Les origines de Hans Bammann
Johann Joachim Wilhelm (dit Hans) Bammann naquit le 24 janvier 1901 à Elberfeld. Il était l’aîné des deux enfants de la famille. Son frère cadet, plus jeune que lui de deux ans, s’appelait Günther Hermann Bammann (né le 28 juillet 1903) ; il devint ingénieur diplômé. Ses parents étaient le chimiste Dr Johann Jakob Bammann ainsi que Anna Maria Elisabeth Bammann, née Mühlen. La famille était de confession luthérienne1. Le 23 octobre 1943, Hans Bammann épousa Johanna (dite Hänny) Drecker née à Recklinghausen, divorcée (née le 7 septembre 1894) à Schwarzenberg dans le Bregenzerwald, en Autriche. Elle était de confession catholique2. Hänny et Hans Bammann n’eurent pas de descendant. Hans Bammann, qui avait le titre de caporal, tomba au combat quelques jours avant la fin de la guerre, le 20 avril 1945, dans le couloir de Werbig, à l’âge de 44 ans3.

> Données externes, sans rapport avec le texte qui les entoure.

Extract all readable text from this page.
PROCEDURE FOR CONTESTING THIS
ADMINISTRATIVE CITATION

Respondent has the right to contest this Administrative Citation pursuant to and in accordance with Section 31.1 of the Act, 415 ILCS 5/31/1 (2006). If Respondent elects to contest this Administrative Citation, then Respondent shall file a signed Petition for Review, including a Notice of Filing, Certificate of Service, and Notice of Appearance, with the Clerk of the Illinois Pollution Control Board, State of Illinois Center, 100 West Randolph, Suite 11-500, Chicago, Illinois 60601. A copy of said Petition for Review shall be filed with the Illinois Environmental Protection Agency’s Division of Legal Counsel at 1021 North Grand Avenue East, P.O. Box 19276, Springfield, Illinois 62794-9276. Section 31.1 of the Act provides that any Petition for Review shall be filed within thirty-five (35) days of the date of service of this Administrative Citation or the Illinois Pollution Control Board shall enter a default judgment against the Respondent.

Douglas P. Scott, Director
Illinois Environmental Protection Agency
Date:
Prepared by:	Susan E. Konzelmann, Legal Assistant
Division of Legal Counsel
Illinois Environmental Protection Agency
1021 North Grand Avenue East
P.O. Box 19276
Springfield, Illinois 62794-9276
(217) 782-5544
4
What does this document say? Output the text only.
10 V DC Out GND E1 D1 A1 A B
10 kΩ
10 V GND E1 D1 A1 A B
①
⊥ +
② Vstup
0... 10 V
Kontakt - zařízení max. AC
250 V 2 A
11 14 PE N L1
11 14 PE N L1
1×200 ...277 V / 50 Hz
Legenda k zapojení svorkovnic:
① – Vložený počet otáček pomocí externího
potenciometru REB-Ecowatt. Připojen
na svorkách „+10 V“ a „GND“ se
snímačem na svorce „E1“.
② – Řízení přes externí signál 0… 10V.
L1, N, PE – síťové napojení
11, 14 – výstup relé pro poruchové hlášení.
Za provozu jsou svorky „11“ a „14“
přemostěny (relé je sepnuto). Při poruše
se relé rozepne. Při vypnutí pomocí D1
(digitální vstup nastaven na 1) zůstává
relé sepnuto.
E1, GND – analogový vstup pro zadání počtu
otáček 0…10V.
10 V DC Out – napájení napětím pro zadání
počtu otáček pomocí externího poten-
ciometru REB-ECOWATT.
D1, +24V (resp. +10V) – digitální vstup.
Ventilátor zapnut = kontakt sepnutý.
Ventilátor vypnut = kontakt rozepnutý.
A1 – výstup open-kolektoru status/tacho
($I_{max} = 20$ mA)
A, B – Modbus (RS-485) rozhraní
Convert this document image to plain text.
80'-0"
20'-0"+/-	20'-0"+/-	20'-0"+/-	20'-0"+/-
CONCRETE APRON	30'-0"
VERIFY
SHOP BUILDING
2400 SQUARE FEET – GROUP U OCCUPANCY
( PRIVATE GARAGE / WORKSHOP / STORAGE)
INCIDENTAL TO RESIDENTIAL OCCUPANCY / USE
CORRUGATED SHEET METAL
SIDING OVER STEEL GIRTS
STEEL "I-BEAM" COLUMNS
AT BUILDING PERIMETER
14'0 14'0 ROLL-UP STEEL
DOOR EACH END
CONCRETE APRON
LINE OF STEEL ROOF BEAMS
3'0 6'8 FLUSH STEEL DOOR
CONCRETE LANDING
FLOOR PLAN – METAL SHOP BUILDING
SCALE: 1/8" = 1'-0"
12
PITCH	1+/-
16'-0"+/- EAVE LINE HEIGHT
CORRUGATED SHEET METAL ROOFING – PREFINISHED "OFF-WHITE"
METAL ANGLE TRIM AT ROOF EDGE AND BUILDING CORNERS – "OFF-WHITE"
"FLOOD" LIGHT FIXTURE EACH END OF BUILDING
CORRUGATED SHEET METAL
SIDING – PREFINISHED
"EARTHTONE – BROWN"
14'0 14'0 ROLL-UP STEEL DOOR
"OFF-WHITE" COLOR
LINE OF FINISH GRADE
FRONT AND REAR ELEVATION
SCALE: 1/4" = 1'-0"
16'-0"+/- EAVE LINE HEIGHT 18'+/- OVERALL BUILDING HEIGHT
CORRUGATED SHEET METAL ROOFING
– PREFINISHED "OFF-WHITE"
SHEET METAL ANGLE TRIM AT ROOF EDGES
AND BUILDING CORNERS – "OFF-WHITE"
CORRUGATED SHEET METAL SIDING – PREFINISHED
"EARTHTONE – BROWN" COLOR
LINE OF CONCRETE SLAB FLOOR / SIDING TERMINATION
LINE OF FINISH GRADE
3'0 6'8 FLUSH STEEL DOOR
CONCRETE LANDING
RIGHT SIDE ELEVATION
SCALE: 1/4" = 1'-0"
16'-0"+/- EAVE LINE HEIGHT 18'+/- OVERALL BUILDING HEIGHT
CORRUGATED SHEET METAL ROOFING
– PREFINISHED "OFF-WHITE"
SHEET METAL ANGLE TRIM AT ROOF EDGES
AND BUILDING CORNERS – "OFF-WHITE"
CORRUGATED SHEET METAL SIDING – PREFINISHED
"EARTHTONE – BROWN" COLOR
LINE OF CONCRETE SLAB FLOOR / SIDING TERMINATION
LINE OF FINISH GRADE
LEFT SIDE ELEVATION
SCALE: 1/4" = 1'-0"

Ses débuts comme marchand d’art
Il est possible de situer quand Hans Bammann fit ses débuts dans le commerce de l’art au sein de la galerie de la Maison Lohmann à Elberfeld, puisque, le 8 novembre 1925, il représenta la galerie de Max Lohmann à l’occasion de la fondation du Verband Rheinisch-Westfälischer Kunsthändler e.V. [Association des marchands d’art de Rhénanie-Westphalie] qui revendiquait un engagement pour la « défense et la promotion des intérêts d’un négoce de l’art authentique »1. À cette époque, Bammann était inscrit dans les annuaires historiques de la ville d’Elberfeld en tant que négociant2. Autour de 19263, au plus tard en 1927, Bammann ouvrit un salon d’art à Viktoriastraße 4 à Düsseldorf4. Dans le même temps, il s’engageait dans un projet de coopération avec le libraire Hans Trojanski (1896–1975)5. Trojanski dirigeait depuis 1924 le cabinet d’art et de livres Hans Trojanski, qui occupait deux étages au Blumenstraße 11, à Düsseldorf, et était spécialisé dans la vente d’art graphique moderne6. Hans Bammann qui, certes, auparavant, avait entamé des études en histoire de l’art, mais avait cependant dû les interrompre pour des raisons financières7, était, quant à lui, certainement un fin connaisseur de la peinture du XVIe jusqu’au XIXe siècle. En outre, il passait aussi pour un expert distingué de l’art hollandais et flamand du XVIIe siècle. Il ne fait aucun doute que Bammann et Trojanski se complétaient, ne serait-ce que sur le plan de leurs connaissances et compétences respectives. À partir de 1930, leur coopération se traduisit également dans une adresse commune : ainsi Bammann et Trojanski partageaient-ils les mêmes locaux commerciaux au Blumenstraße 11.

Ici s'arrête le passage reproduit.